Soirée sur le genre à Arras

Le groupe d'Arras du CGL de Lille (oui ça fait un peu bizarre dit comme ça) organisait jeudi 12 une soirée sur le genre, avec d'abord un atelier drag-king puis un débat.

Je n'ai malheureusement pas pu participer à l'atelier drag-king (dommage, j'aurais bien aimé me refaire des favoris comme quand j'essayais d'être un mec) mais le débat sur le genre était super intéressant, avec les personnes qui expliquaient ce qu'elles ressentaient dans cet atelier, mais aussi les rapports au genre de chacun, les question de masculin/féminin, de domination masculine, du rapport entre sexualité et politique, etc.

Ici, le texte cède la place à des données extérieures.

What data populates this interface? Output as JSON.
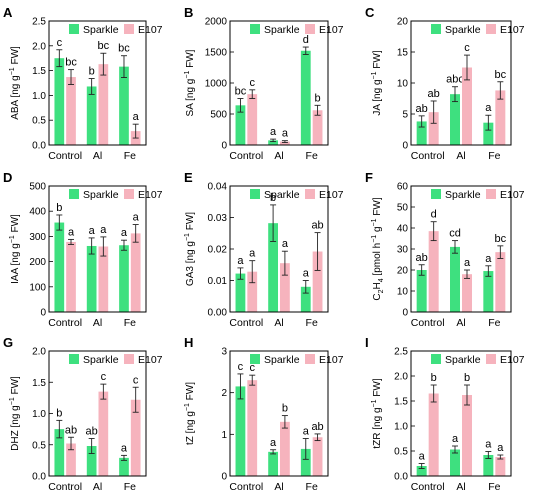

Ce serait long de tout raconter, surtout que je n'ai pas pris de notes, et que du coup j'ai pu oublié pas mal, mais en tout cas c'était super intéressant.

Au niveau anecdote personnelle, un des (rares) mecs présents m'a dit qu'il ressentait surtout de la masculinité en moi (faut dire que pour une fois, j'avais mis un pantalon). Comme d'habitude, je sais pas trop comment le prendre, entre «bouhouhouhou je suis encore un mec» ou «ben ouais, je suis gouine quand même».

(Mise à jour : mince, j'avais oublié de préciser la nouvelle la plus importante : à Arras, "butch" se prononce "beutche" et pas "boutche")

Débat «féminisme et antiracisme» à Paris

J'ai aussi assisté à un débat samedi 14 à Paris sur «le féminisme peut-il être antiraciste» avec Christine Delphy, organisé par Collectif Féministe Pour l'Égalité.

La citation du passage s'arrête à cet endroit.